Après le 25 avril 1974, les « trois F » considérés comme les piliers du salazarisme furent fustigés. Pour le premier, F comme Fatima, le Lourdes portugais, plus prégnant encore dans un pays alors beaucoup moins sécularisé que la France, on comprend, la religion opium du peuple, le soutien massif de l’épiscopat à l’Estado Novo. Pour le second, F comme football, on pourrait comprendre, mais ça n’a pas marché, les révolutionnaires ayant sous-estimé l’attachement populaire, y compris chez leurs propres militants, aux Benfica, Porto, et autres. D’ailleurs, sur le ton de la blague, le fameux peintre et scénographe Mario Alberto, qui eut tant de démêlés avec la censure, affirmait que le football n’était pas immoral, opposant des hommes à d’autres hommes. Ah, s’il était mixte, peut-être y aurait-il des risques. Et il proposait des réformes pour le football : que le ballon et les joueurs soient plus grands, afin que les spectateurs les voient mieux. Pour le troisième, F comme fado, on pouvait comprendre, tant le pouvoir en usa et abusa. Mais c’était injuste. Oubliés les engagements, certes discrets, d’artistes, de poètes du fado pour la démocratie (Carlos do Carmo, Fernando Farinha, Ary Dos Santos, le franco-portugais Alain Oulman, auteur de plusieurs des grand succès d’Amalia Rodrigues). Oubliés les textes ironiques ou critiques, souvent à double sens pour tromper la censure, chantés par de grandes voix du fado dans les années 1950, les « fados moraux » de Frutuoso França, le Donos e escravos de Gabino Ferreira, les plaisanteries critiques d’Herminia Silva.

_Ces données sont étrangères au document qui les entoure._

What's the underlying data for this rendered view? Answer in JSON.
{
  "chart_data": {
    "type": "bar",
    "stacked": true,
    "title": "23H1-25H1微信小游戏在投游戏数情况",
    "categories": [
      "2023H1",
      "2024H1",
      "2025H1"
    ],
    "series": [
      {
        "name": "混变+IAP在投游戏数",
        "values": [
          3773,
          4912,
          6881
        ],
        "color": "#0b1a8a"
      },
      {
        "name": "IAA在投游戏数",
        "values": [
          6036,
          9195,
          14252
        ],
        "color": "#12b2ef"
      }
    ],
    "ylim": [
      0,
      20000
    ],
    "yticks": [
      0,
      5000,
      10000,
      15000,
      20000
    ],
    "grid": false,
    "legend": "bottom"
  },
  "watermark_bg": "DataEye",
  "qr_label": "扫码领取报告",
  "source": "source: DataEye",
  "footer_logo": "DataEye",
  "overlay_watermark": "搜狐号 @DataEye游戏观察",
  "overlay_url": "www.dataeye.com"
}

Malgré les efforts des premiers gouvernements post-25 avril, la disparition ou presque du fado dans les programmes de radio et de télévision, et notamment, pendant presque dix ans, d’Amalia Rodrigues, malgré les critiques d’une partie de l’intelligentsia de gauche, qui retrouvait curieusement certains des arguments mis en avant par l’extrême droite salazariste quarante ans plus tôt (supposée « pauvreté musicale », défaitisme – chanson des vaincus disait le musicologue et idéologue salazariste Luis Moita en 1936), le fado a non seulement survécu, après une période difficile, mais connait depuis une vingtaine d’années un essor remarquable. Avec le temps, la querelle entre le fado et les œillets s’est effacée. Mario Soares a décoré Amalia Rodrigues, entrée au Panthéon national. Et le fado est inscrit au patrimoine culturel mondial de l’UNESCO.

En France, le 40e anniversaire de la révolution donnera lieu à nombre de festivités, colloques, banquets, bals, films, débats… Peut-être, lors des soirées et concerts de fado programmés dans cette période (concerts d’Antonio Zambujo le 24 avril à Arcueil, de Shina à Paris le 25, d’Ana Moura le 26 à Neuilly, soirée « 25 avril » au restaurant O Lisboa de Drancy) évoqueront, plus ou moins, l’anniversaire. Ce sera aussi le cas, et nettement plus que moins, pour la soirée « Fados en lutte » du Coin du fado le 25 avril, où Conceição Guadalupe, Jenyfer Rainho, João Rufino, Daniela, Antonio de Freitas, mais aussi la française Karine Bucher, la japonaise Rieko Sakurai et l’auteur de ces lignes (patrimoine mondial oblige) reprendront des fados de l’époque, et d’autres aussi autour du thème de la liberté, accompagnés par les éminents musiciens Filipe De Sousa, Nuno Estevens et Nella Gia.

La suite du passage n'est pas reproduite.